Correlation Analysis with Big Data — A Step-by-Step Application

Aior · Jun 23, 2023

Korelasyon Analizi Neden Önemli?

Veri bilimi projelerinin temelinde değişkenler arası ilişkileri anlamak yatar. İki ya da daha fazla değişken arasındaki ilişkinin yönünü ve gücünü ölçen korelasyon analizi, hipotez kurma, özellik seçimi (feature selection), modelleme öncesi keşifsel veri analizi ve iş kararı destek raporlarında merkezi rol oynar. AIOR olarak müşterilerimizin endüstriyel veri setlerinde, e-ticaret satış verilerinde ve hosting kullanım metriklerinde rutin olarak bu analizleri yapıyoruz.

Korelasyon Katsayıları

Hangi katsayıyı kullanacağınız verinizin yapısına bağlıdır. En yaygın üç seçenek:

Pearson korelasyon katsayısı (r): iki sürekli değişken arasındaki doğrusal ilişkiyi ölçer. -1 ile +1 arasında değer alır; 0 ilişkisizliği, +1 mükemmel pozitif, -1 mükemmel negatif ilişkiyi gösterir. Veriler normal dağılım ve doğrusal ilişki varsayımına bağlıdır.
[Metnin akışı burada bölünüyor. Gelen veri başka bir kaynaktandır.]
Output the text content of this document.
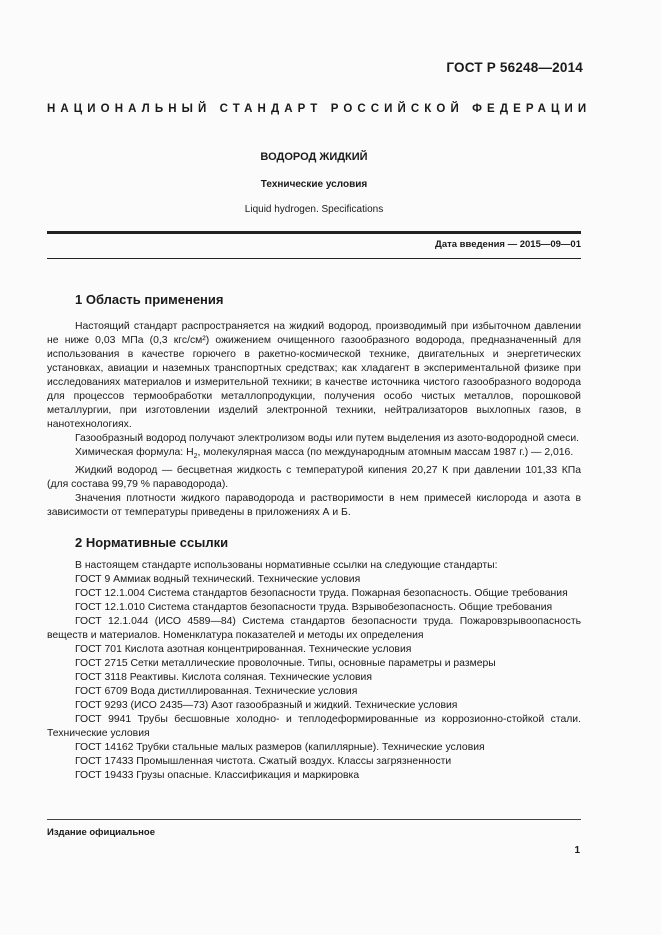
ГОСТ Р 56248—2014
НАЦИОНАЛЬНЫЙ СТАНДАРТ РОССИЙСКОЙ ФЕДЕРАЦИИ
ВОДОРОД ЖИДКИЙ
Технические условия
Liquid hydrogen. Specifications
Дата введения — 2015—09—01
1 Область применения

Настоящий стандарт распространяется на жидкий водород, производимый при избыточном давлении не ниже 0,03 МПа (0,3 кгс/см²) ожижением очищенного газообразного водорода, предназначенный для использования в качестве горючего в ракетно-космической технике, двигательных и энергетических установках, авиации и наземных транспортных средствах; как хладагент в экспериментальной физике при исследованиях материалов и измерительной техники; в качестве источника чистого газообразного водорода для процессов термообработки металлопродукции, получения особо чистых металлов, порошковой металлургии, при изготовлении изделий электронной техники, нейтрализаторов выхлопных газов, в нанотехнологиях.

Газообразный водород получают электролизом воды или путем выделения из азото-водородной смеси.

Химическая формула: $H_2$, молекулярная масса (по международным атомным массам 1987 г.) — 2,016.

Жидкий водород — бесцветная жидкость с температурой кипения 20,27 К при давлении 101,33 КПа (для состава 99,79 % параводорода).

Значения плотности жидкого параводорода и растворимости в нем примесей кислорода и азота в зависимости от температуры приведены в приложениях А и Б.

2 Нормативные ссылки

В настоящем стандарте использованы нормативные ссылки на следующие стандарты:

ГОСТ 9 Аммиак водный технический. Технические условия

ГОСТ 12.1.004 Система стандартов безопасности труда. Пожарная безопасность. Общие требования

ГОСТ 12.1.010 Система стандартов безопасности труда. Взрывобезопасность. Общие требования

ГОСТ 12.1.044 (ИСО 4589—84) Система стандартов безопасности труда. Пожаровзрывоопасность веществ и материалов. Номенклатура показателей и методы их определения

ГОСТ 701 Кислота азотная концентрированная. Технические условия

ГОСТ 2715 Сетки металлические проволочные. Типы, основные параметры и размеры

ГОСТ 3118 Реактивы. Кислота соляная. Технические условия

ГОСТ 6709 Вода дистиллированная. Технические условия

ГОСТ 9293 (ИСО 2435—73) Азот газообразный и жидкий. Технические условия

ГОСТ 9941 Трубы бесшовные холодно- и теплодеформированные из коррозионно-стойкой стали. Технические условия

ГОСТ 14162 Трубки стальные малых размеров (капиллярные). Технические условия

ГОСТ 17433 Промышленная чистота. Сжатый воздух. Классы загрязненности

ГОСТ 19433 Грузы опасные. Классификация и маркировка

Издание официальное
1
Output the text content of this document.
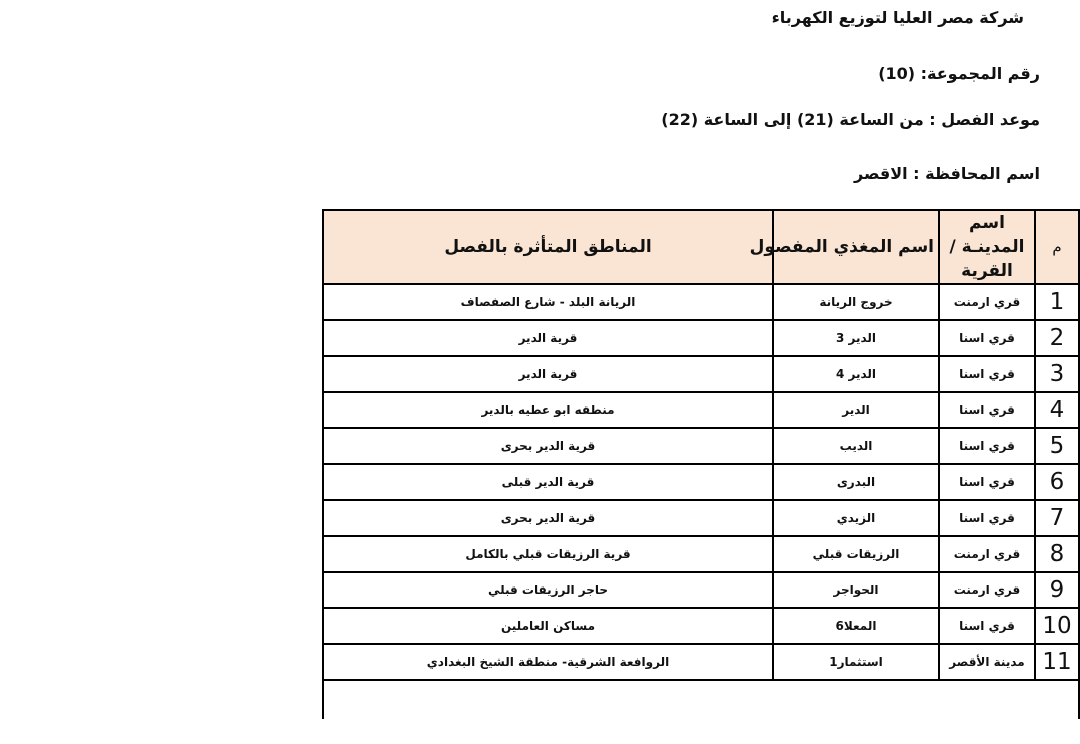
شركة مصر العليا لتوزيع الكهرباء
رقم المجموعة: (10)
موعد الفصل : من الساعة (21) إلى الساعة (22)
اسم المحافظة : الاقصر
م	اسم المدينـة / القرية	اسم المغذي المفصول	المناطق المتأثرة بالفصل
1	قري ارمنت	خروج الريانة	الريانة البلد - شارع الصفصاف
2	قري اسنا	الدير 3	قرية الدير
3	قري اسنا	الدير 4	قرية الدير
4	قري اسنا	الدير	منطقه ابو عطيه بالدير
5	قري اسنا	الديب	قرية الدير بحرى
6	قري اسنا	البدرى	قرية الدير قبلى
7	قري اسنا	الزيدي	قرية الدير بحرى
8	قري ارمنت	الرزيقات قبلي	قرية الرزيقات قبلي بالكامل
9	قري ارمنت	الحواجر	حاجر الرزيقات قبلي
10	قري اسنا	المعلا6	مساكن العاملين
11	مدينة الأقصر	استثمار1	الروافعة الشرقية- منطقة الشيخ البغدادي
Spearman sıra korelasyonu (ρ): doğrusal olmayan ama monotonik ilişkileri yakalar. Sıralı veri tipleri için ve aykırı değerlerden etkilenmek istemediğinizde tercih edilir.

Kendall tau-b (τ): küçük örneklemlerde ve ordinal verilerde Spearman'a göre daha sağlam sonuç verir. Tie (eşit değer) bulunan veri setlerinde önerilir.

Veri Hazırlığı

Büyük veri setlerinde korelasyon hesabına başlamadan önce şu adımları yapın:

Code:

import pandas as pd
import numpy as np
from scipy import stats

# Veri yükleme
df = pd.read_csv("data.csv")

# Eksik değer kontrolü
print(df.isnull().sum())

# Numerik sütunları seçme
numeric_cols = df.select_dtypes(include=[np.number]).columns.tolist()
print(f"Numerik sütun sayısı: {len(numeric_cols)}")
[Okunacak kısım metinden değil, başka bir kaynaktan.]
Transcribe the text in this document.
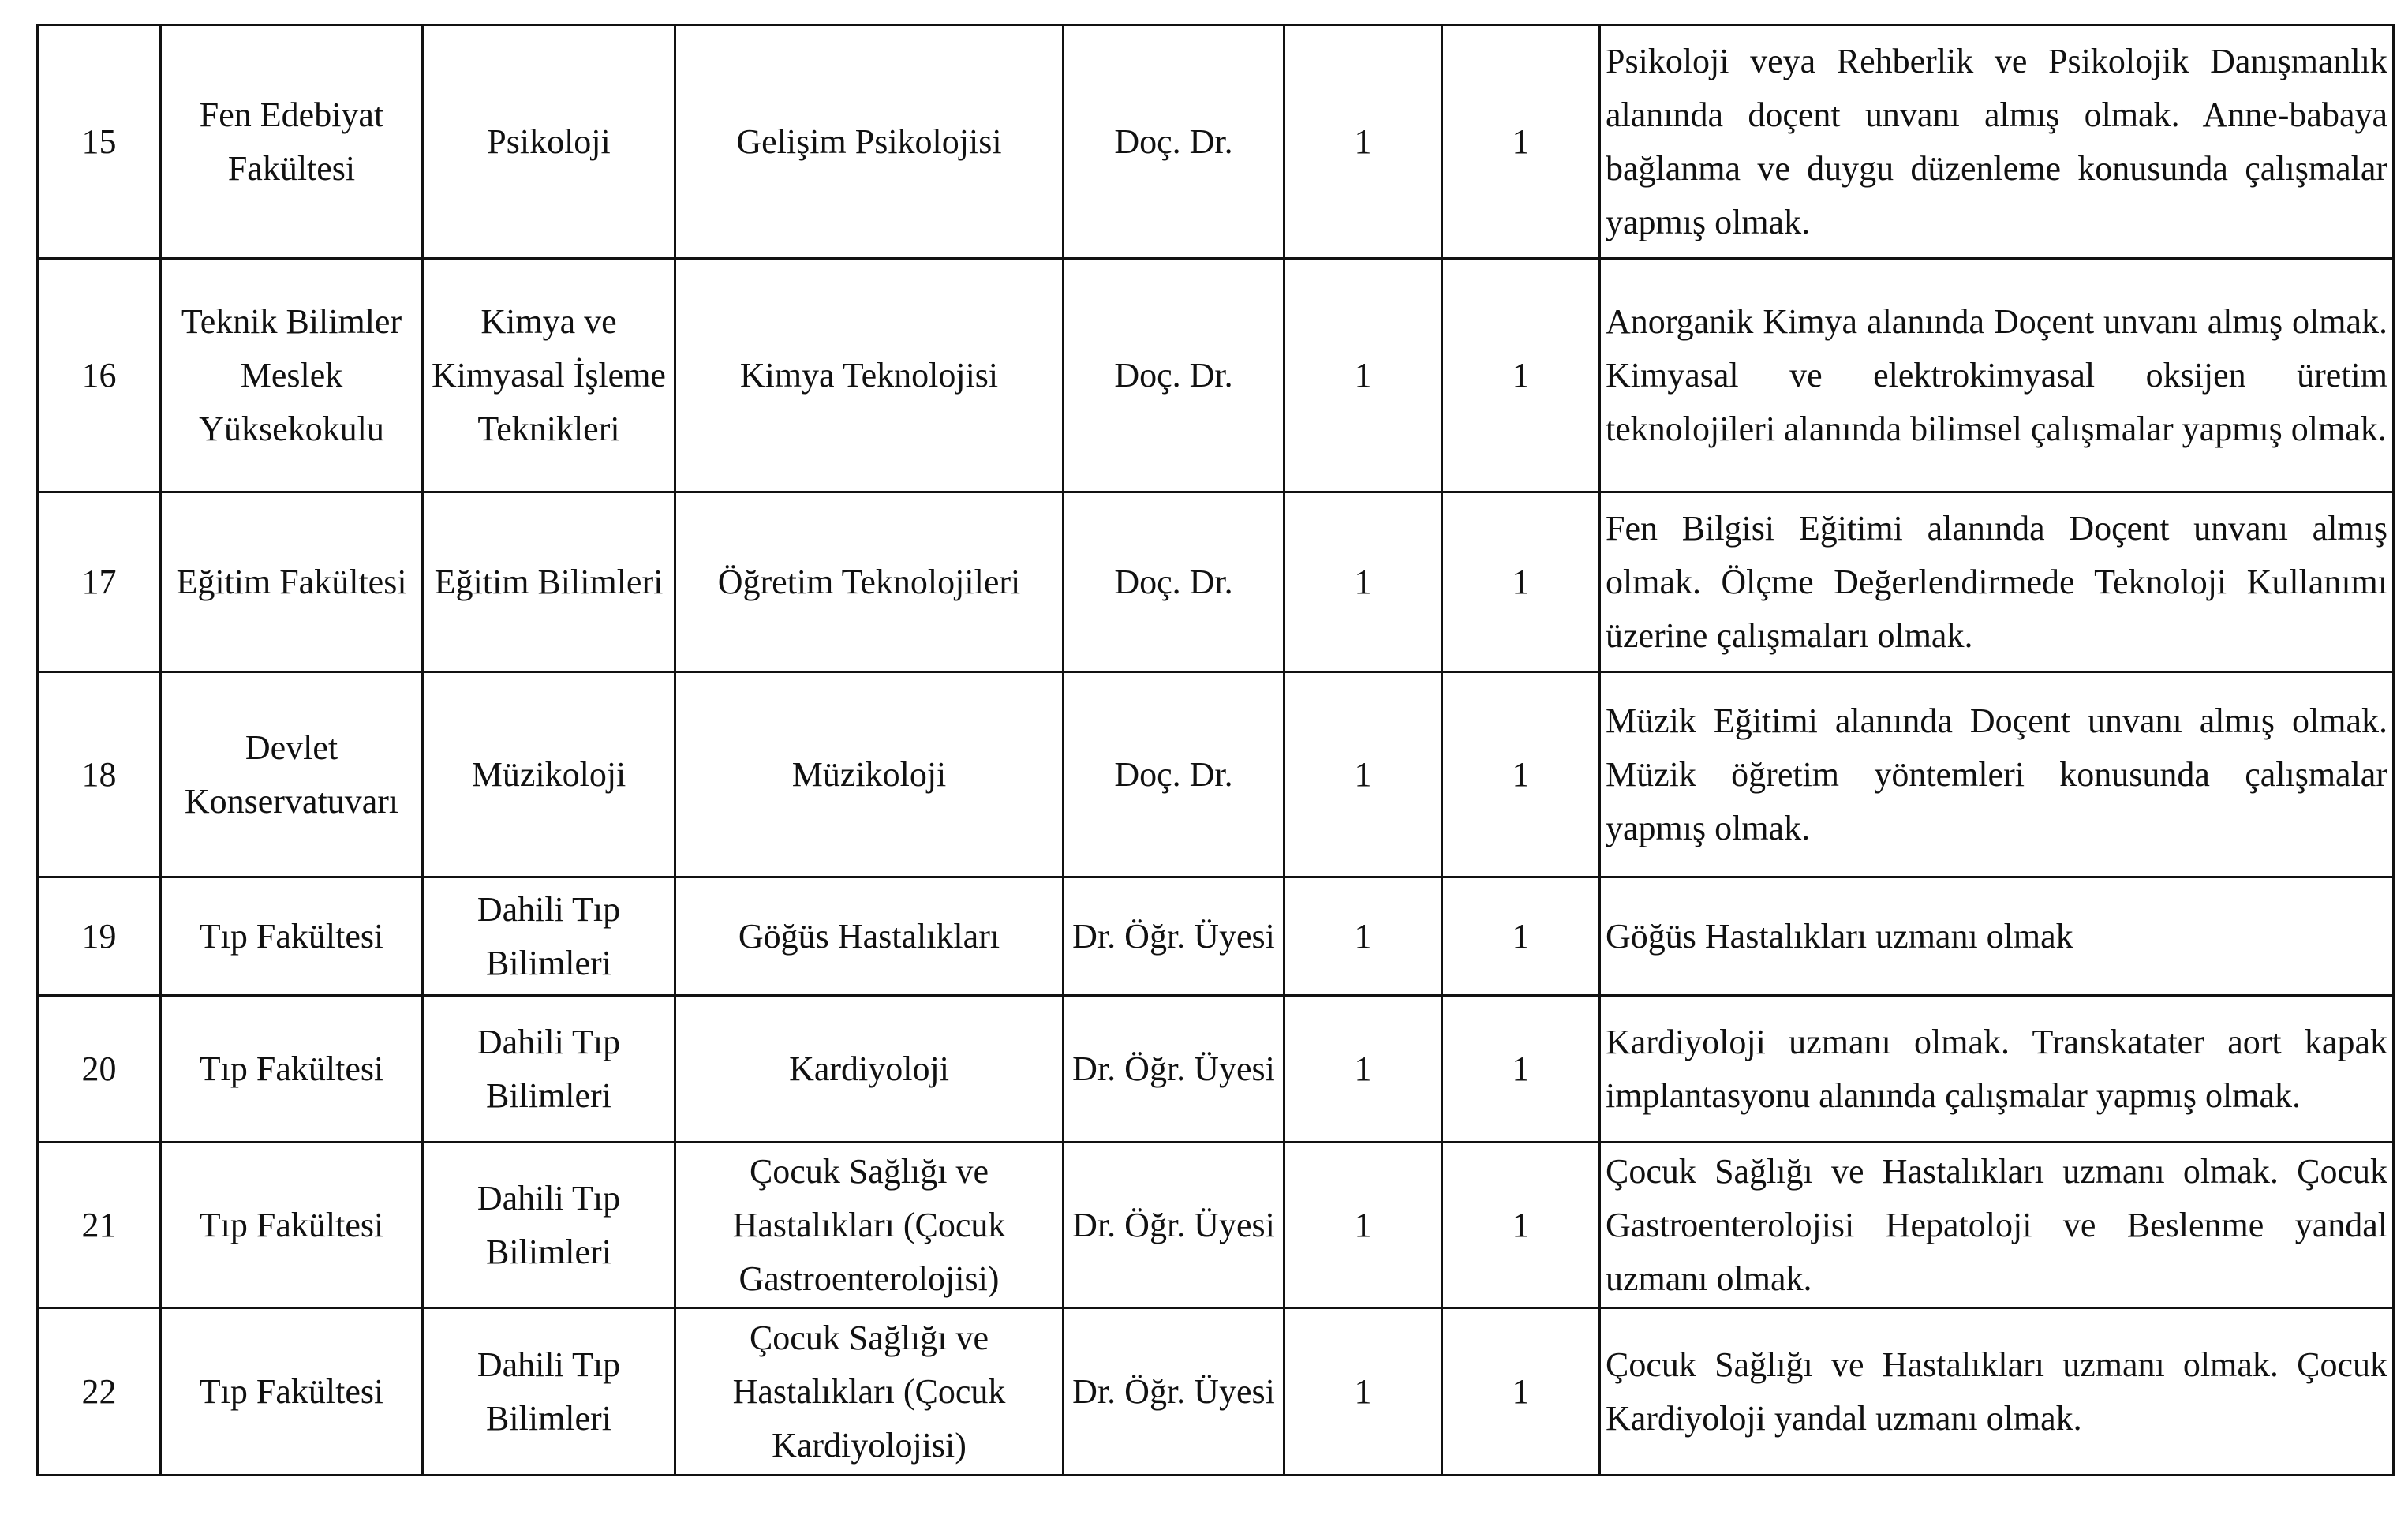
15	Fen Edebiyat Fakültesi	Psikoloji	Gelişim Psikolojisi	Doç. Dr.	1	1	Psikoloji veya Rehberlik ve Psikolojik Danışmanlık alanında doçent unvanı almış olmak. Anne-babaya bağlanma ve duygu düzenleme konusunda çalışmalar yapmış olmak.
16	Teknik Bilimler Meslek Yüksekokulu	Kimya ve Kimyasal İşleme Teknikleri	Kimya Teknolojisi	Doç. Dr.	1	1	Anorganik Kimya alanında Doçent unvanı almış olmak. Kimyasal ve elektrokimyasal oksijen üretim teknolojileri alanında bilimsel çalışmalar yapmış olmak.
17	Eğitim Fakültesi	Eğitim Bilimleri	Öğretim Teknolojileri	Doç. Dr.	1	1	Fen Bilgisi Eğitimi alanında Doçent unvanı almış olmak. Ölçme Değerlendirmede Teknoloji Kullanımı üzerine çalışmaları olmak.
18	Devlet Konservatuvarı	Müzikoloji	Müzikoloji	Doç. Dr.	1	1	Müzik Eğitimi alanında Doçent unvanı almış olmak. Müzik öğretim yöntemleri konusunda çalışmalar yapmış olmak.
19	Tıp Fakültesi	Dahili Tıp Bilimleri	Göğüs Hastalıkları	Dr. Öğr. Üyesi	1	1	Göğüs Hastalıkları uzmanı olmak
20	Tıp Fakültesi	Dahili Tıp Bilimleri	Kardiyoloji	Dr. Öğr. Üyesi	1	1	Kardiyoloji uzmanı olmak. Transkatater aort kapak implantasyonu alanında çalışmalar yapmış olmak.
21	Tıp Fakültesi	Dahili Tıp Bilimleri	Çocuk Sağlığı ve Hastalıkları (Çocuk Gastroenterolojisi)	Dr. Öğr. Üyesi	1	1	Çocuk Sağlığı ve Hastalıkları uzmanı olmak. Çocuk Gastroenterolojisi Hepatoloji ve Beslenme yandal uzmanı olmak.
22	Tıp Fakültesi	Dahili Tıp Bilimleri	Çocuk Sağlığı ve Hastalıkları (Çocuk Kardiyolojisi)	Dr. Öğr. Üyesi	1	1	Çocuk Sağlığı ve Hastalıkları uzmanı olmak. Çocuk Kardiyoloji yandal uzmanı olmak.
# Aykırı değer tespit (IQR yöntemi)
for col in numeric_cols:
    q1 = df[col].quantile(0.25)
    q3 = df[col].quantile(0.75)
    iqr = q3 - q1
    outliers = ((df[col] < q1 - 1.5*iqr) | (df[col] > q3 + 1.5*iqr)).sum()
    print(f"  {col}: {outliers} aykırı değer")

Pandas ile Hızlı Korelasyon Matrisi

Tüm numerik değişkenler arasındaki korelasyonu tek komutla hesaplama:

Code:

# Pearson (default)
corr_pearson = df[numeric_cols].corr(method='pearson')

# Spearman
corr_spearman = df[numeric_cols].corr(method='spearman')

# Kendall
corr_kendall = df[numeric_cols].corr(method='kendall')

print(corr_pearson.round(3))

Sonuç bir matristir; satır ve sütunlar değişken isimleri, hücreler korelasyon değerleridir.

Görselleştirme — Heatmap

Korelasyon matrisi tablo halinde okumak zordur; heatmap görsel olarak kavraması çok daha kolaydır:

Code:

import seaborn as sns
import matplotlib.pyplot as plt

plt.figure(figsize=(12, 10))
sns.heatmap(corr_pearson,
            annot=True,
            cmap='coolwarm',
            center=0,
            fmt='.2f',
            square=True,
            linewidths=0.5)
plt.title('Pearson Korelasyon Matrisi')
plt.tight_layout()
plt.savefig('correlation_heatmap.png', dpi=150)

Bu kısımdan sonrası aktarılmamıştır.